Au soutien de leurs prétentions, les demandeurs font valoir que : - ils sont propriétaires d’un immeuble situé [Adresse 1] à [Localité 9] qui comprend des garages et des places de stationnement extérieur, - le placement n° 1 est occupé depuis des mois par Monsieur [S] [P] qui dépose un véhicule Mercedes immatriculé [Immatriculation 4] manifestement hors d’état de rouler, - cette occupation s’effectuait dans le cadre d’un bail verbal de 20 euros par mois, les règlements étant effectués par le défendeur en espèces et ce dernier ne réglant plus depuis des mois, - ils ont résilié le bail par la sommation interpellative qu’ils ont fait délivrer à Monsieur [S] [P] le 23 janvier 2024 et par un congé demandant l’expulsion de ce dernier, - conformément à l’article 1736 du code civil, en l’absence de bail écrit et d’usage particulier en matière d’emplacement de parking, ils sont fondés à solliciter que soit prononcée l’expulsion du défendeur de l’emplacement de parking qu’il leur loue et à demandersa condamnation à payer 20 euros par mois à titre d’indemnité d’occupation jusqu’à son départ effectif.

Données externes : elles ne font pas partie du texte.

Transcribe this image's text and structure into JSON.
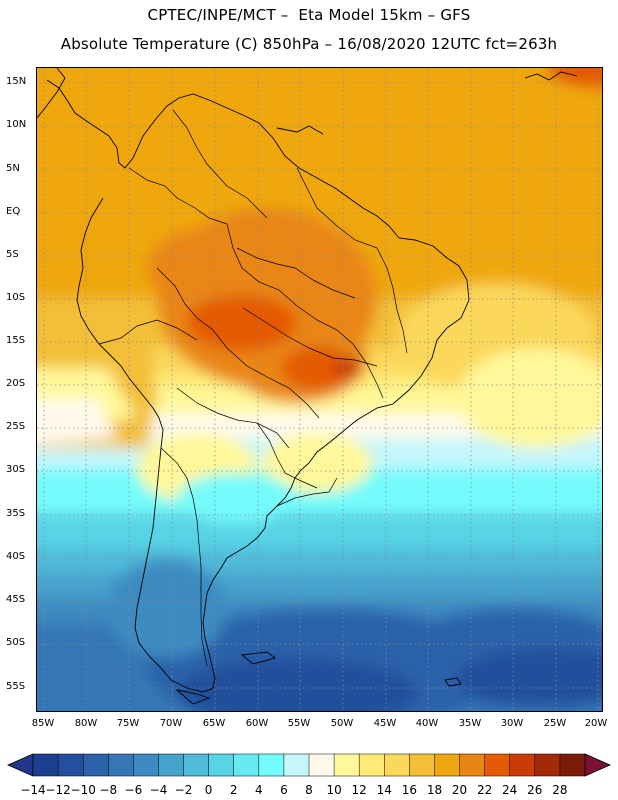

Monsieur [S] [P], cité à l’étude du commissaire de justice, n’a pas comparu, ni n’était représenté à l’audience.
MOTIFS
Aux termes de l’article 472 du code de procédure civile, si le défendeur ne comparaît pas, le juge ne fait droit à la demande que dans la mesure où il l’estime régulière, recevable et bien fondée.
L’article 1103 du code civil dispose que les contrats légalement formés tiennent lieu de loi à ceux qui les ont faits.
L’article 1714 du dit code précise que “On peut louer ou par écrit ou verbalement, sauf, en ce qui concerne les biens ruraux, application des règles particulières aux baux à ferme et à métayage.”